A conversation with professional audio engineer and fellow musician, Martin Salomonsen (www.martinsalomonsen.wordpress.com)
M. Salomonsen January 25, 2011 at 05:03 #
I really like your approach to music and the way you try to make it flow through you. Having been on the “other side of the glass” performing my music for as long as I can remember, I am first and foremost a musician. Much like yourself, I threw myself into audio engineering, due to me wanting to be self contained. In my training I have been fortunate to work on some large industry standard mixing consoles, like the Neve VR Legend, SSL AWS 900+, Midas Venice, Toft ATB Series, D-Command in a 5.1 setup and D-Control broadcast dubbing theater. These are all fantastic consoles to work on and paired with good monitors like Dynaudio, Genelecs, PMC, ATC and the likes, I have already had a taste of how it is to work on professional level as a Studio Audio Engineer.

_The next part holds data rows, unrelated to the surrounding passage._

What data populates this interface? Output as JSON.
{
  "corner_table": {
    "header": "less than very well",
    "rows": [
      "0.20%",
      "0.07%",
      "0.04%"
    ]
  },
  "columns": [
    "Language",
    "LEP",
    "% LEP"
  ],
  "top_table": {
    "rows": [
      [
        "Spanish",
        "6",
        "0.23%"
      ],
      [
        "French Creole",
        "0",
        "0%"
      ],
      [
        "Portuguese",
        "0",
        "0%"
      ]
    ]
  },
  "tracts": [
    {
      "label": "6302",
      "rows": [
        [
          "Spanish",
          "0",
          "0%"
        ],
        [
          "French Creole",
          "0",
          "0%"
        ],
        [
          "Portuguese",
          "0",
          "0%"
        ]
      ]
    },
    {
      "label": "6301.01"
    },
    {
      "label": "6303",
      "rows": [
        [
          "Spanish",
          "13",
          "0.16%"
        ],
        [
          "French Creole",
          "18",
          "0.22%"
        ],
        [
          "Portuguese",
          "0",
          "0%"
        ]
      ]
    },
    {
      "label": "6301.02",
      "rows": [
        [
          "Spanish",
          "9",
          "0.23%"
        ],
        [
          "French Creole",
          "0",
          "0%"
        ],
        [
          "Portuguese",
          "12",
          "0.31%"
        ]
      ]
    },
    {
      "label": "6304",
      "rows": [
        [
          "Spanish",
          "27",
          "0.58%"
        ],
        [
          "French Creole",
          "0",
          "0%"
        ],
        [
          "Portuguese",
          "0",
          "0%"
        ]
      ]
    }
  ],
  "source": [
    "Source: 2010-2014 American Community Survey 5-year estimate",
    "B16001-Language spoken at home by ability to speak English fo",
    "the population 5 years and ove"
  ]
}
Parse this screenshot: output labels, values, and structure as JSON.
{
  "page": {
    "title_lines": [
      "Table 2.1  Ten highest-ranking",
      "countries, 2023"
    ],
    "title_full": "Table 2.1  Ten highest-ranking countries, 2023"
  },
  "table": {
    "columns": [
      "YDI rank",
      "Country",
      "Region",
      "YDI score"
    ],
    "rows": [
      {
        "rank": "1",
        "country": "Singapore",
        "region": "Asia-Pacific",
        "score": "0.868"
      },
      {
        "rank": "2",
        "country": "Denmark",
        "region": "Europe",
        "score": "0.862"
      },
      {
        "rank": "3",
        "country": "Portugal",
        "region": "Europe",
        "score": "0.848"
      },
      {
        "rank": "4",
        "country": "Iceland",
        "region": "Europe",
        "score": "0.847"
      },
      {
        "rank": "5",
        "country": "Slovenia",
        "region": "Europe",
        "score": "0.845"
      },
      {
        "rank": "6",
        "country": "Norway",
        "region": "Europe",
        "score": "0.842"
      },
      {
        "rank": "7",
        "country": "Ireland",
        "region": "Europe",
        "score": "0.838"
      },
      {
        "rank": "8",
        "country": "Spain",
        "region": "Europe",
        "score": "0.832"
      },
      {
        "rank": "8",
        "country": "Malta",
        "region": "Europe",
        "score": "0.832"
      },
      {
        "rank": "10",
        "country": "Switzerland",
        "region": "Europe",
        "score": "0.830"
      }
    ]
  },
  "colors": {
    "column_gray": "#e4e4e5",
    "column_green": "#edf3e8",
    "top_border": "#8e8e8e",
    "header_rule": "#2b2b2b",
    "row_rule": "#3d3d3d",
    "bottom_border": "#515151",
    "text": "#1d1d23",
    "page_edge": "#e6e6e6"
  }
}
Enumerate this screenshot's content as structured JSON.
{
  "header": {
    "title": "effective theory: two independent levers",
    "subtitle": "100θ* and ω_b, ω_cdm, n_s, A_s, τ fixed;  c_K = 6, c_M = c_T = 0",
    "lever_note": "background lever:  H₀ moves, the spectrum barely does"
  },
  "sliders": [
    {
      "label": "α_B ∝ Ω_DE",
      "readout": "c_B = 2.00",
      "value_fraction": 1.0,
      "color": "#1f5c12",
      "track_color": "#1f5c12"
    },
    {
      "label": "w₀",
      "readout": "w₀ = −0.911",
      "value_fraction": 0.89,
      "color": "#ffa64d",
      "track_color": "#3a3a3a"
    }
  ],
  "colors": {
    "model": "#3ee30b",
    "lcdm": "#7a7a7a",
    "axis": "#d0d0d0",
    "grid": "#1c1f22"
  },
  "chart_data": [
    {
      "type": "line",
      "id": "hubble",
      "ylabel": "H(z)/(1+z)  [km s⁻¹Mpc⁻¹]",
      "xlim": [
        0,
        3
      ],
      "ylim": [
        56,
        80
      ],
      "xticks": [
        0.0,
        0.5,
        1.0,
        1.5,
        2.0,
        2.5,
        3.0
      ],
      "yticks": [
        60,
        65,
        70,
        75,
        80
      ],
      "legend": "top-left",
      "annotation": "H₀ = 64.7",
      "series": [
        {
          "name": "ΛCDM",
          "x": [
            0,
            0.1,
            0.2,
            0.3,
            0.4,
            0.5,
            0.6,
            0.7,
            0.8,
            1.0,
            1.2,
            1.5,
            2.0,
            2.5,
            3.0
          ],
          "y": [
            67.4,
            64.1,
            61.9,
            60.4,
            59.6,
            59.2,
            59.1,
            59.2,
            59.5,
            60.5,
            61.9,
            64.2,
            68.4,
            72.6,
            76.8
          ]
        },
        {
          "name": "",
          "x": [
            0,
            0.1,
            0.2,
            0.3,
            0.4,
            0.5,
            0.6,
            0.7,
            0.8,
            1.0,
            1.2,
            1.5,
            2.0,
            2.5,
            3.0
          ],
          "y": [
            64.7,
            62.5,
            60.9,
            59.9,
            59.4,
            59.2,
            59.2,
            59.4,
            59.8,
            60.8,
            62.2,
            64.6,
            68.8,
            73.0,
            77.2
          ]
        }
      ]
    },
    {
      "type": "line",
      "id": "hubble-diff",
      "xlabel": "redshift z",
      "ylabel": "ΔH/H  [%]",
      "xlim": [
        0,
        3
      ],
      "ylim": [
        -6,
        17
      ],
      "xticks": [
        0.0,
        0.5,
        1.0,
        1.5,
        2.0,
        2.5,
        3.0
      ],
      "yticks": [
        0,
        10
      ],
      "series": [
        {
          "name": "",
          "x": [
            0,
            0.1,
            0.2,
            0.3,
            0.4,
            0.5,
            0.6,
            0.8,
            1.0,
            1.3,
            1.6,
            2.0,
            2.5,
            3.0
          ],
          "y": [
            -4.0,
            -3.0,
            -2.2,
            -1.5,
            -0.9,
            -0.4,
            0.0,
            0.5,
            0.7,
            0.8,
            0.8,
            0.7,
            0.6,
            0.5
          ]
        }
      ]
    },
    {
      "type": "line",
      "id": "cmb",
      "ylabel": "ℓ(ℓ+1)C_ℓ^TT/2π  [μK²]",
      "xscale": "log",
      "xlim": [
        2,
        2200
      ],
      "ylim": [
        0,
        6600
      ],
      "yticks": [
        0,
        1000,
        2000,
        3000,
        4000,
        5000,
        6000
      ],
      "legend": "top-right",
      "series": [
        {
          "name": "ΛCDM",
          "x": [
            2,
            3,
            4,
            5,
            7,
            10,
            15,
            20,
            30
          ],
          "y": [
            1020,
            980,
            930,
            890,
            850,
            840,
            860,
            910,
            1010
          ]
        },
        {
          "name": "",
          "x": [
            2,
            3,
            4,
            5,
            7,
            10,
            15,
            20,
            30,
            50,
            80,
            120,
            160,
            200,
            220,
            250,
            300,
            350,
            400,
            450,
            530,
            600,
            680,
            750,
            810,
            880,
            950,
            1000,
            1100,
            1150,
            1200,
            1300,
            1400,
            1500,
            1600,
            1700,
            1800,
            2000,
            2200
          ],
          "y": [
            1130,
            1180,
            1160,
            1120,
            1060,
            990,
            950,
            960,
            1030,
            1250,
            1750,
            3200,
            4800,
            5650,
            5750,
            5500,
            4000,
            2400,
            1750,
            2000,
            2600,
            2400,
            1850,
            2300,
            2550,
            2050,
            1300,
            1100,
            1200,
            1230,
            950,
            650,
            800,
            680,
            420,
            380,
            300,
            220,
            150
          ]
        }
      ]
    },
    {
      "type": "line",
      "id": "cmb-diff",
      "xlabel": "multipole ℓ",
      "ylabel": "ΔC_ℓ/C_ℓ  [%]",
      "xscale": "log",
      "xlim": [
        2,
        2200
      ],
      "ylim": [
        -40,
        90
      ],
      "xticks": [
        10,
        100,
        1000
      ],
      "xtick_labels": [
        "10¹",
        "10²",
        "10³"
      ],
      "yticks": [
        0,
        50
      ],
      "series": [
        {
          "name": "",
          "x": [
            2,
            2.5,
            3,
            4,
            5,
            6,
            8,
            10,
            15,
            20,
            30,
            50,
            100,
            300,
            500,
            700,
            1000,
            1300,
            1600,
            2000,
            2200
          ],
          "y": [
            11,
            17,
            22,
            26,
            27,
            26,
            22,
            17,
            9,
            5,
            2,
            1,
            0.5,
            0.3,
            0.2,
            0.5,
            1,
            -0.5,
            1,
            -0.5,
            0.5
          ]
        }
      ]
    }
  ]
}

But not all music needs these industry standard concepts to shine; not all music needs Neumann microphones and valve circuitry. . .
Some times the environment the musician plays their music in, is the key factor in getting a good result . As engineers, I firmly believe that we are there to capture “a recording of the event”, much like they did in the old days of Motown. The performance was captures first and foremost. The energy had to be there before it got put to tape….
At the moment I am putting together a mobile studio along with a colleague, where we can go to where the music is and record it there… eg. theaters, stages, churches, halls, or even well, bathrooms, where the musician feels good and can perform…
I will be playing music until I draw my last breath – if I am lucky I might sing my way out as I did my way in to this world. The way I approach my audio studies is as a singer, a musician, a storyteller and the in the end as an engineer.
Hope to hear more from you soon, Tim.